Applicants are strongly encouraged to test small versions of their proposed software stacks on the Trainium and/or Inferentia instance families, using Neuron SDK solutions like NxD and NKI, in advance of submitting their proposals. The most compelling and ambitious proposals will present empirical results of their tests in the proposal itself. For details about how to get started on Trainium, follow instructions here.
Timeline
Submission period: March 19 to April 30, 2025 (11:59PM Pacific Time).
Decision letters will be sent out by August 2025.
Award details
Selected Principal Investigators (PIs) may receive the following:
- Applicants are encouraged to request AWS Promotional Credits in one of two ranges:
- AWS Promotional Credits, up to $50,000
- AWS Promotional Credits, up to $250,000 and beyond
- AWS Trainium training resources, including AWS tutorials and hands-on sessions with Amazon scientists and engineers
Awards are structured as one-time unrestricted gifts. The budget should include a list of expected costs specified in USD, and should not include administrative overhead costs. The final award amount will be determined by the awards panel.

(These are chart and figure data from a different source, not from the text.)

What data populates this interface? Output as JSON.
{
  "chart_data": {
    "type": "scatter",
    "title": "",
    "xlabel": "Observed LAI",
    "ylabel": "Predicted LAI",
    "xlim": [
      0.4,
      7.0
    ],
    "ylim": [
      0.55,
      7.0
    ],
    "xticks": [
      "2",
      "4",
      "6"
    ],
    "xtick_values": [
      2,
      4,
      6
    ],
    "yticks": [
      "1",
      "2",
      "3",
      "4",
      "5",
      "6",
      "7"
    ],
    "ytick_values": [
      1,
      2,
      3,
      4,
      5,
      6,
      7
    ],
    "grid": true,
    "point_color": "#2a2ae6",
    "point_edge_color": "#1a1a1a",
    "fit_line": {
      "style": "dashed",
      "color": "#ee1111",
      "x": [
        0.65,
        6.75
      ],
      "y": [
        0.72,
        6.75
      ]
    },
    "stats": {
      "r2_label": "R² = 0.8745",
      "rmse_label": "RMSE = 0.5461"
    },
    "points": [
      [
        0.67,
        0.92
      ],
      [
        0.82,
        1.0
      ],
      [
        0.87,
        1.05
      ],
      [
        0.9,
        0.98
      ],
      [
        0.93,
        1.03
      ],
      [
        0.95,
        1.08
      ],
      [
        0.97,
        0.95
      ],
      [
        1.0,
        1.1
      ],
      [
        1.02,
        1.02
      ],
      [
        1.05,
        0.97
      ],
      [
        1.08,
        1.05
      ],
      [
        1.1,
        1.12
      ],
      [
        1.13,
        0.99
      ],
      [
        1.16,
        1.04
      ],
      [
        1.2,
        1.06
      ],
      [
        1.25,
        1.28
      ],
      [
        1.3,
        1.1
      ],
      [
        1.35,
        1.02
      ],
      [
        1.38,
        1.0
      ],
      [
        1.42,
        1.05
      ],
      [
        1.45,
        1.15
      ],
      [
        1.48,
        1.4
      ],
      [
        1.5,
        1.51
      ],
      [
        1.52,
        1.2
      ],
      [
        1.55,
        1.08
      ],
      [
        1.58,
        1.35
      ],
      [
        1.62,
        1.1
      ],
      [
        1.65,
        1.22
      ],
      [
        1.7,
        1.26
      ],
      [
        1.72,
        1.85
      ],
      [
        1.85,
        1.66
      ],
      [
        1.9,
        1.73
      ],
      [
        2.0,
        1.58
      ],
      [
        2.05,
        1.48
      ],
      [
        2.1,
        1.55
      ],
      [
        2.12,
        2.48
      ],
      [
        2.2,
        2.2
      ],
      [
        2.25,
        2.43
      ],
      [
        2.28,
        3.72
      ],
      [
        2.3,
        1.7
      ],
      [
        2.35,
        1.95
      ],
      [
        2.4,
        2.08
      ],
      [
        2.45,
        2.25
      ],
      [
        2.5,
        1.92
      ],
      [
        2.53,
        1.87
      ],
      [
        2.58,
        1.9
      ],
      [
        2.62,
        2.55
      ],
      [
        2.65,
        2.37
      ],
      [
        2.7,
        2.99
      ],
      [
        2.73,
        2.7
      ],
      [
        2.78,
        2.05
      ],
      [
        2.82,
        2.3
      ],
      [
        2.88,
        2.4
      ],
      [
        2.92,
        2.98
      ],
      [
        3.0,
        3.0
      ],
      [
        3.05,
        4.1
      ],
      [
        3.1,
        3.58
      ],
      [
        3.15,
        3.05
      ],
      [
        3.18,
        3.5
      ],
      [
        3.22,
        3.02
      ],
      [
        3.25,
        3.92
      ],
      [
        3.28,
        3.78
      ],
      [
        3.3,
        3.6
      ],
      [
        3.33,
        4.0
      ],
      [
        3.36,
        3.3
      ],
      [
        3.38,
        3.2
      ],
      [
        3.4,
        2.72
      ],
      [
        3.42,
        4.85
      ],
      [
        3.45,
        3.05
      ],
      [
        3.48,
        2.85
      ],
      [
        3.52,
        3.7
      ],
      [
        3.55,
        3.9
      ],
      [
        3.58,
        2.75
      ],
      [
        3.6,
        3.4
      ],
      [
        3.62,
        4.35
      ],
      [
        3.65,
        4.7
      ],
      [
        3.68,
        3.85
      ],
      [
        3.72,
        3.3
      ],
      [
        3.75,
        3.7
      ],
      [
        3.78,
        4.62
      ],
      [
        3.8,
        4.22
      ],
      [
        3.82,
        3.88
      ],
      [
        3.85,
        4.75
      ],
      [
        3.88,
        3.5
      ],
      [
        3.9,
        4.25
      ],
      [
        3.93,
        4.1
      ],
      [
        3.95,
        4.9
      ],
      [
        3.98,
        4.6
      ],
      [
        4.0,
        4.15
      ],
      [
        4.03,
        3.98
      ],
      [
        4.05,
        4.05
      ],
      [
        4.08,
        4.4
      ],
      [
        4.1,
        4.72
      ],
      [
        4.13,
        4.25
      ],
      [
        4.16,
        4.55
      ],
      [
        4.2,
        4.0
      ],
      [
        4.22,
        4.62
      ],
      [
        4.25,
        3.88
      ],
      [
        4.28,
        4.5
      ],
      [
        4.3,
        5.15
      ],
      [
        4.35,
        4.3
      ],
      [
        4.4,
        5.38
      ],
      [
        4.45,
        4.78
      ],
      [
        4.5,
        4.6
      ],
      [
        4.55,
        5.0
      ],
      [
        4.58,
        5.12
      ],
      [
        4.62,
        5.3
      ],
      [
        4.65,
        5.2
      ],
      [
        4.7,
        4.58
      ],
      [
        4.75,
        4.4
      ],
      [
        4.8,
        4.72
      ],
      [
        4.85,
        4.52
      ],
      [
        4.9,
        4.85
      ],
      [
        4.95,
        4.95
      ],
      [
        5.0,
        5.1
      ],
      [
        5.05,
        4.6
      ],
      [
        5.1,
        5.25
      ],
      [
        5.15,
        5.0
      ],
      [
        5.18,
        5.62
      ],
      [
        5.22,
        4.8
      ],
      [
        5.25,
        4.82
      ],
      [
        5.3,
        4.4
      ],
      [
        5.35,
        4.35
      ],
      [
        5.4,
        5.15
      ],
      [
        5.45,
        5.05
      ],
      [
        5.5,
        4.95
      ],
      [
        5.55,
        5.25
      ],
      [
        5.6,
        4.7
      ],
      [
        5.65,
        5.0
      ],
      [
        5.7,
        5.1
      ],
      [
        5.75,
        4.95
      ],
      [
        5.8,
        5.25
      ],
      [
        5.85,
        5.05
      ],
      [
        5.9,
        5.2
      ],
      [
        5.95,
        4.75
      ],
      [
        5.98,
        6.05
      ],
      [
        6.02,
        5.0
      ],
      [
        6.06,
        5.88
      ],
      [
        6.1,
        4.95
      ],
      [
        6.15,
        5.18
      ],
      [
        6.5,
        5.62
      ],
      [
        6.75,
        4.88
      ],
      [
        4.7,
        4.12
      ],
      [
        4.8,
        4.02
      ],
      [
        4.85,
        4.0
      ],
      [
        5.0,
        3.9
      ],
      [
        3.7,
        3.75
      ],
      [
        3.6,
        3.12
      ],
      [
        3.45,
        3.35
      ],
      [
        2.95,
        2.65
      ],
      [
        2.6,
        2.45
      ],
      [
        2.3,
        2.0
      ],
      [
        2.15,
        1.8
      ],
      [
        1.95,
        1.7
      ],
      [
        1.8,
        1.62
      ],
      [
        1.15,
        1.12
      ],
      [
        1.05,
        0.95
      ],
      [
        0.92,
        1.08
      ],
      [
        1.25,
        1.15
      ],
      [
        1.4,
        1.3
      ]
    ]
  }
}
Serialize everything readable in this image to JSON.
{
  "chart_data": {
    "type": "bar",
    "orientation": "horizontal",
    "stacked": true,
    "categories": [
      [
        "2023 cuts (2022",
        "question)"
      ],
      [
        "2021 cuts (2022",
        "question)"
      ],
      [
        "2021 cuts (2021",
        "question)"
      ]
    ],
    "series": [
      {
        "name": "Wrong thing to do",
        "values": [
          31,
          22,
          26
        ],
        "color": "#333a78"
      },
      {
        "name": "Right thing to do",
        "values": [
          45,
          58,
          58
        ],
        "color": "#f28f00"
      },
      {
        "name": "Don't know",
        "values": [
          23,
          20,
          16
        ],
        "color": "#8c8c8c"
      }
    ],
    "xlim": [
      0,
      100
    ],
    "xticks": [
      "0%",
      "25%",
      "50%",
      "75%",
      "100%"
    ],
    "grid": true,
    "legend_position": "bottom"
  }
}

Your receipt and use of AWS Promotional Credits is governed by the AWS Promotional Credit Terms and Conditions, which may be updated by AWS from time to time.
Eligibility requirements
Please refer to the ARA Program rules on the Rules and Eligibility page.
Proposal requirements
PIs are encouraged to exemplify how their proposed techniques or research studies advance kernel optimization, LLM innovation, distributed systems, or developer efficiency. PIs should either include plans for open source contributions or state that they do not plan to make any open source contributions (data or code) under the proposed effort. Proposals for this CFP should be prepared according to the proposal template and are encouraged to be a maximum of 3 pages, not including Appendices.
Selection criteria
Proposals will be evaluated on the following:
- Creativity and quality of the scientific content
- Potential impact to the research community and society at large
- Interest expressed in open-sourcing model artifacts, datasets and development frameworks
- Intention to use and explore novel hardware for AI/ML, primarily AWS Trainium and Inferentia
Expectations from recipients
To the extent deemed reasonable, Award recipients should acknowledge the support from ARA. Award recipients will inform ARA of publications, presentations, code and data releases, blogs/social media posts, and other speaking engagements referencing the results of the supported research or the Award. Award recipients are expected to provide updates and feedback to ARA via surveys or reports on the status of their research. Award recipients will have an opportunity to work with ARA on an informational statement about the awarded project that may be used to generate visibility for their institutions and ARA.